So you are asking about the advantages of making a non-deductible (i.e. after-tax) Traditional IRA contribution. There are two aspects.
First, as HartCO's answer mentioned, one advantage is that you can use it as an intermediate step in a "backdoor Roth IRA contribution", i.e. make a non-deductible contribution to Traditional IRA, and then immediately convert all of it to Roth IRA. This circumvents the income limit to make a direct contribution to Roth IRA, because both steps (non-deductible contribution to Traditional IRA, an conversion to Roth IRA) do not have income limits. Assuming you have no pre-tax funds in any Traditional/SIMPLE/SEP IRAs (and will not rollover any money into pre-tax funds for the rest of the year), this conversion will consist of all after-tax funds, and there will be no tax on the conversion. The end result will be basically the same as a regular Roth IRA contribution.

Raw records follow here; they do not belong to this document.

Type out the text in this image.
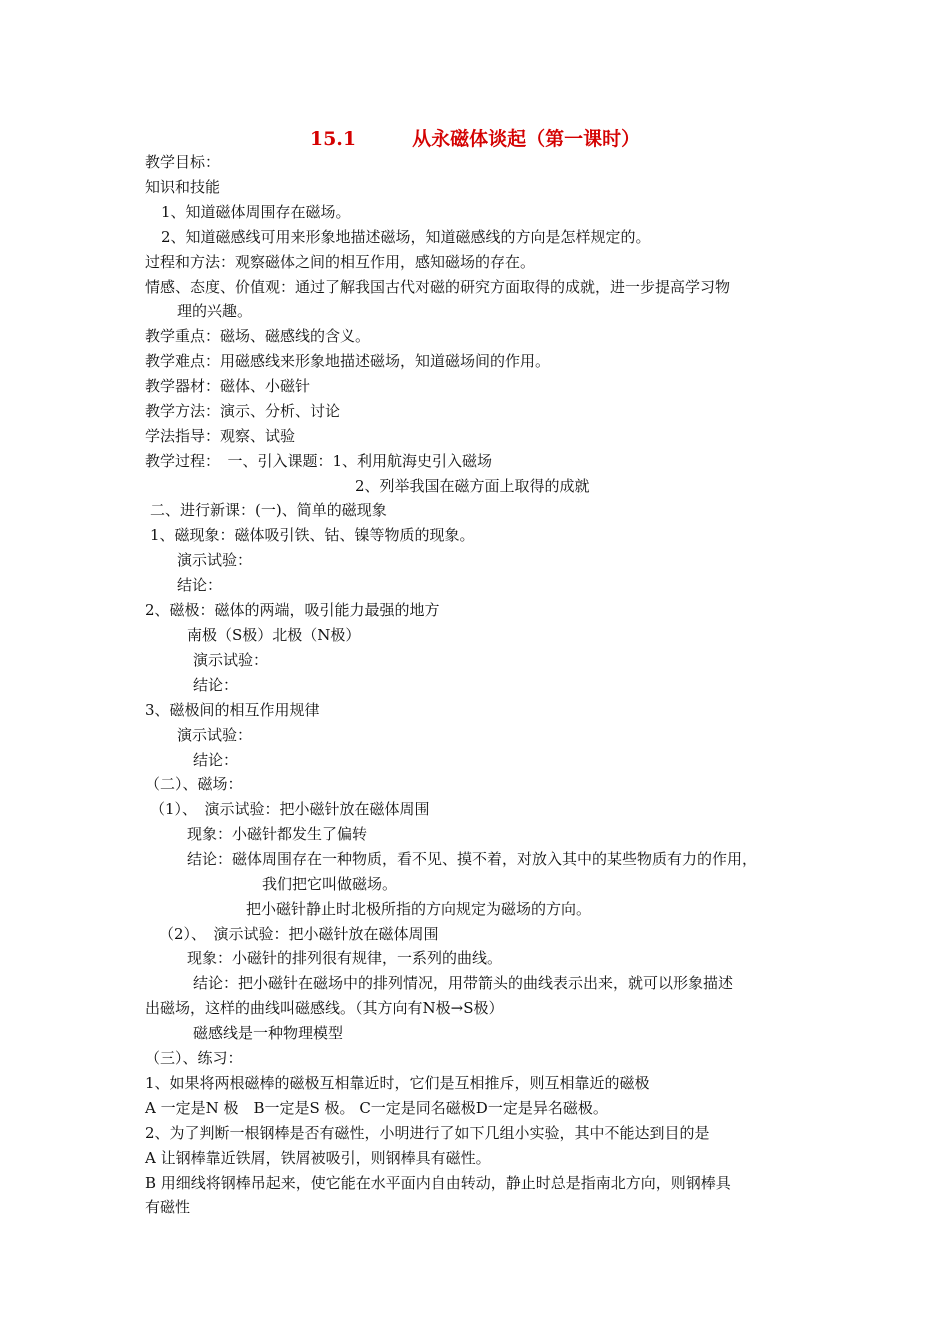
15.1	从永磁体谈起（第一课时）
教学目标：
知识和技能
1、知道磁体周围存在磁场。
2、知道磁感线可用来形象地描述磁场，知道磁感线的方向是怎样规定的。
过程和方法：观察磁体之间的相互作用，感知磁场的存在。
情感、态度、价值观：通过了解我国古代对磁的研究方面取得的成就，进一步提高学习物
理的兴趣。
教学重点：磁场、磁感线的含义。
教学难点：用磁感线来形象地描述磁场，知道磁场间的作用。
教学器材：磁体、小磁针
教学方法：演示、分析、讨论
学法指导：观察、试验
教学过程：　一、引入课题：1、利用航海史引入磁场
2、列举我国在磁方面上取得的成就
二、进行新课：(一)、简单的磁现象
1、磁现象：磁体吸引铁、钴、镍等物质的现象。
演示试验：
结论：
2、磁极：磁体的两端，吸引能力最强的地方
南极（S极）北极（N极）
演示试验：
结论：
3、磁极间的相互作用规律
演示试验：
结论：
（二）、磁场：
（1）、　演示试验：把小磁针放在磁体周围
现象：小磁针都发生了偏转
结论：磁体周围存在一种物质，看不见、摸不着，对放入其中的某些物质有力的作用，
我们把它叫做磁场。
把小磁针静止时北极所指的方向规定为磁场的方向。
（2）、　演示试验：把小磁针放在磁体周围
现象：小磁针的排列很有规律，一系列的曲线。
结论：把小磁针在磁场中的排列情况，用带箭头的曲线表示出来，就可以形象描述
出磁场，这样的曲线叫磁感线。（其方向有N极→S极）
磁感线是一种物理模型
（三）、练习：
1、如果将两根磁棒的磁极互相靠近时，它们是互相推斥，则互相靠近的磁极
A 一定是N 极　B一定是S 极。 C一定是同名磁极D一定是异名磁极。
2、为了判断一根钢棒是否有磁性，小明进行了如下几组小实验，其中不能达到目的是
A 让钢棒靠近铁屑，铁屑被吸引，则钢棒具有磁性。
B 用细线将钢棒吊起来，使它能在水平面内自由转动，静止时总是指南北方向，则钢棒具
有磁性
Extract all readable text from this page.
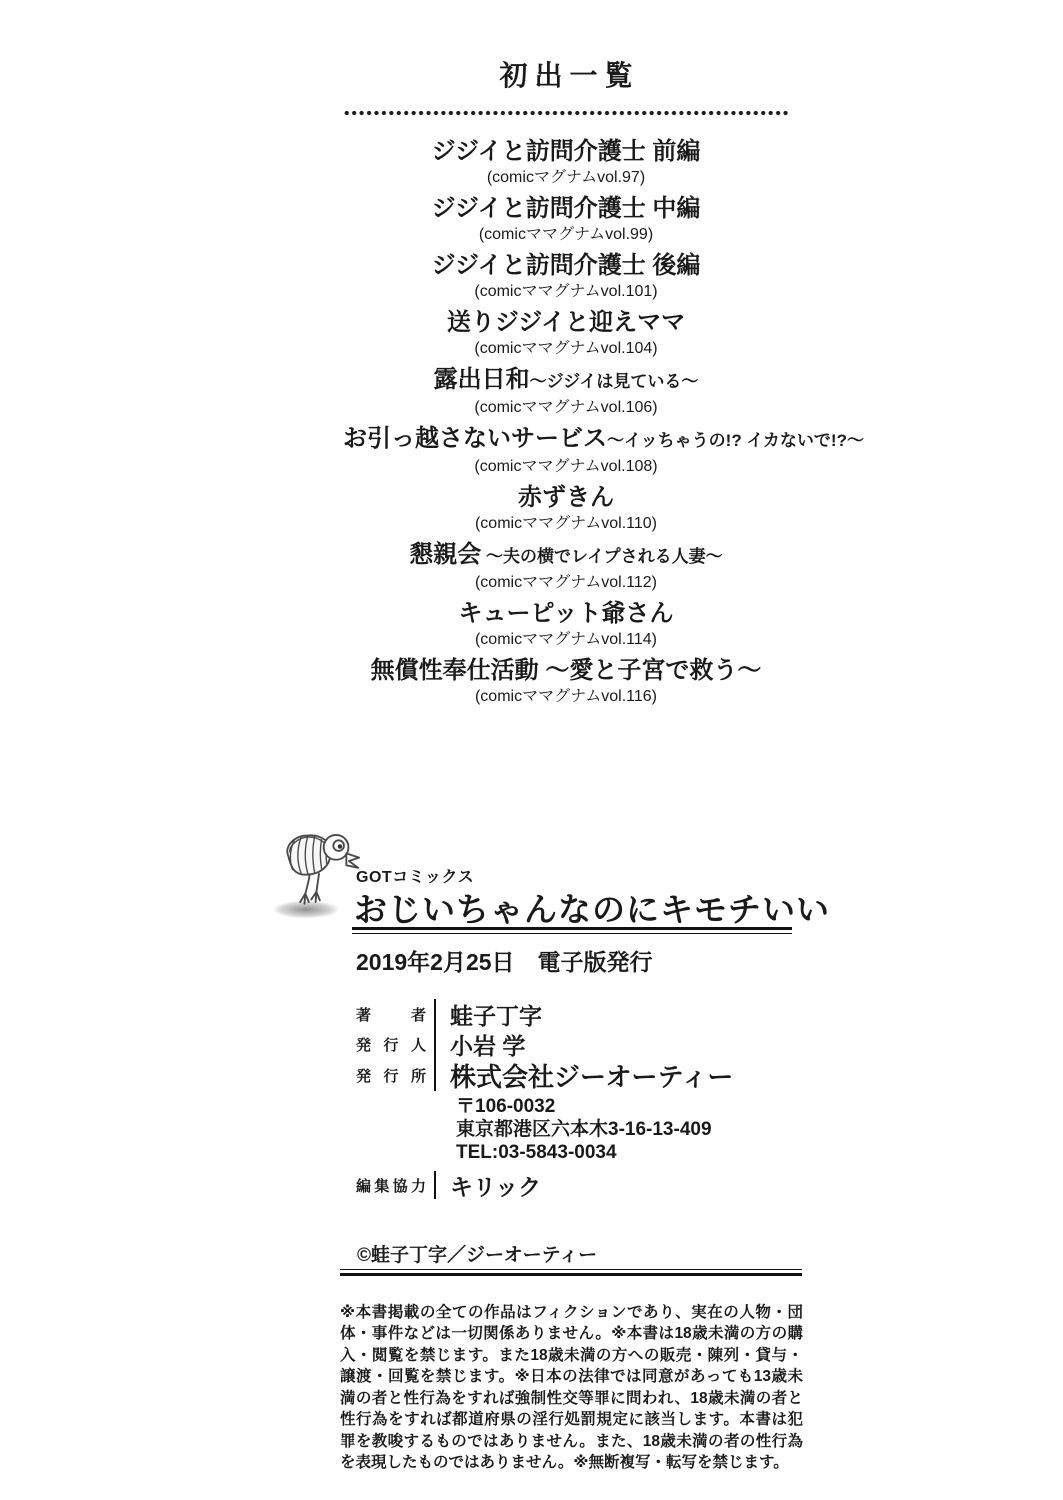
初出一覧
ジジイと訪問介護士 前編
(comicマグナムvol.97)
ジジイと訪問介護士 中編
(comicママグナムvol.99)
ジジイと訪問介護士 後編
(comicママグナムvol.101)
送りジジイと迎えママ
(comicママグナムvol.104)
露出日和～ジジイは見ている～
(comicママグナムvol.106)
お引っ越さないサービス～イッちゃうの!? イカないで!?～
(comicママグナムvol.108)
赤ずきん
(comicママグナムvol.110)
懇親会 ～夫の横でレイプされる人妻～
(comicママグナムvol.112)
キューピット爺さん
(comicママグナムvol.114)
無償性奉仕活動 ～愛と子宮で救う～
(comicママグナムvol.116)
GOTコミックス
おじいちゃんなのにキモチいい
2019年2月25日　電子版発行
著者 蛙子丁字
発行人 小岩 学
発行所 株式会社ジーオーティー
〒106-0032
東京都港区六本木3-16-13-409
TEL:03-5843-0034
編集協力 キリック
©蛙子丁字／ジーオーティー

※本書掲載の全ての作品はフィクションであり、実在の人物・団体・事件などは一切関係ありません。※本書は18歳未満の方の購入・閲覧を禁じます。また18歳未満の方への販売・陳列・貸与・譲渡・回覧を禁じます。※日本の法律では同意があっても13歳未満の者と性行為をすれば強制性交等罪に問われ、18歳未満の者と性行為をすれば都道府県の淫行処罰規定に該当します。本書は犯罪を教唆するものではありません。また、18歳未満の者の性行為を表現したものではありません。※無断複写・転写を禁じます。
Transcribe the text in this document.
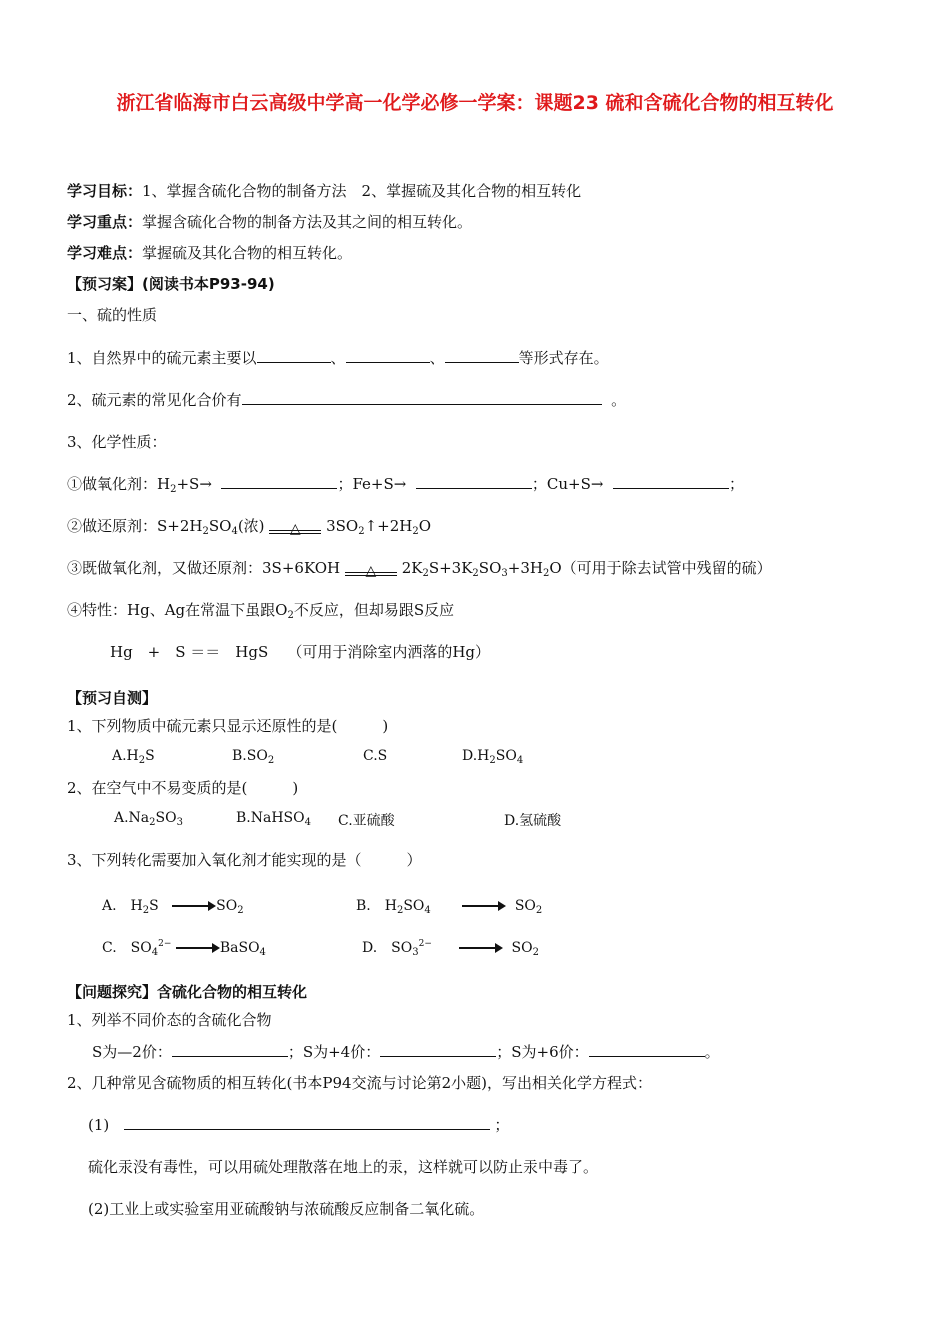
浙江省临海市白云高级中学高一化学必修一学案：课题23 硫和含硫化合物的相互转化
学习目标：1、掌握含硫化合物的制备方法　2、掌握硫及其化合物的相互转化
学习重点：掌握含硫化合物的制备方法及其之间的相互转化。
学习难点：掌握硫及其化合物的相互转化。
【预习案】(阅读书本P93-94)
一、硫的性质
1、自然界中的硫元素主要以	、	、	等形式存在。
2、硫元素的常见化合价有	。
3、化学性质：
①做氧化剂：$H_2+S\to$	；Fe+S→	；Cu+S→	；
②做还原剂：$S+2H_2SO_4$(浓) △ $3SO_2↑+2H_2O$
③既做氧化剂，又做还原剂：3S+6KOH △ $2K_2S+3K_2SO_3+3H_2O$（可用于除去试管中残留的硫）
④特性：Hg、Ag在常温下虽跟$O_2$不反应，但却易跟S反应
Hg　+　S ＝＝　HgS （可用于消除室内洒落的Hg）
【预习自测】
1、下列物质中硫元素只显示还原性的是(　　　)
$A.H_2S$	$B.SO_2$	C.S	$D.H_2SO_4$
2、在空气中不易变质的是(　　　)
$A.Na_2SO_3$	B.NaHSO$_4$ C.亚硫酸	D.氢硫酸
3、下列转化需要加入氧化剂才能实现的是（　　　）
A.　$H_2S$	$SO_2$	B.　$H_2SO_4$	$SO_2$
C.　$SO_4^{2-}$	BaSO$_4$	D.　$SO_3^{2-}$	$SO_2$
【问题探究】含硫化合物的相互转化
1、列举不同价态的含硫化合物
S为—2价：	；S为+4价：	；S为+6价：	。
2、几种常见含硫物质的相互转化(书本P94交流与讨论第2小题)，写出相关化学方程式：
(1)	；
硫化汞没有毒性，可以用硫处理散落在地上的汞，这样就可以防止汞中毒了。
(2)工业上或实验室用亚硫酸钠与浓硫酸反应制备二氧化硫。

If, on the other hand, you leave the after-tax money in Traditional IRA long-term, then any gains will be considered pre-tax (i.e. the after-tax amount, the "basis", doesn't change as the value of the IRA changes). When you withdraw it, you will be taxed on the gains part as regular income. One difference with a regular taxable account is that any transactions within the IRA are not taxed. So whereas if you buy and sell stocks all the time in a taxable account, you would be taxed on each sale, and if you hold interest-bearing assets, you would be taxed on the interest every year, if you buy and sell or get dividend or interest in the IRA, you don't get taxed on it. It just goes into the value of the account and you are taxed on all the gains when you withdraw. So in some sense it is like an asset that you buy and hold all the way until retirement, getting taxed when you sell it at the end, except that if you were to hold an asset until retirement, a taxable account is better, because the gains are taxed as long-term capital gains and not regular income.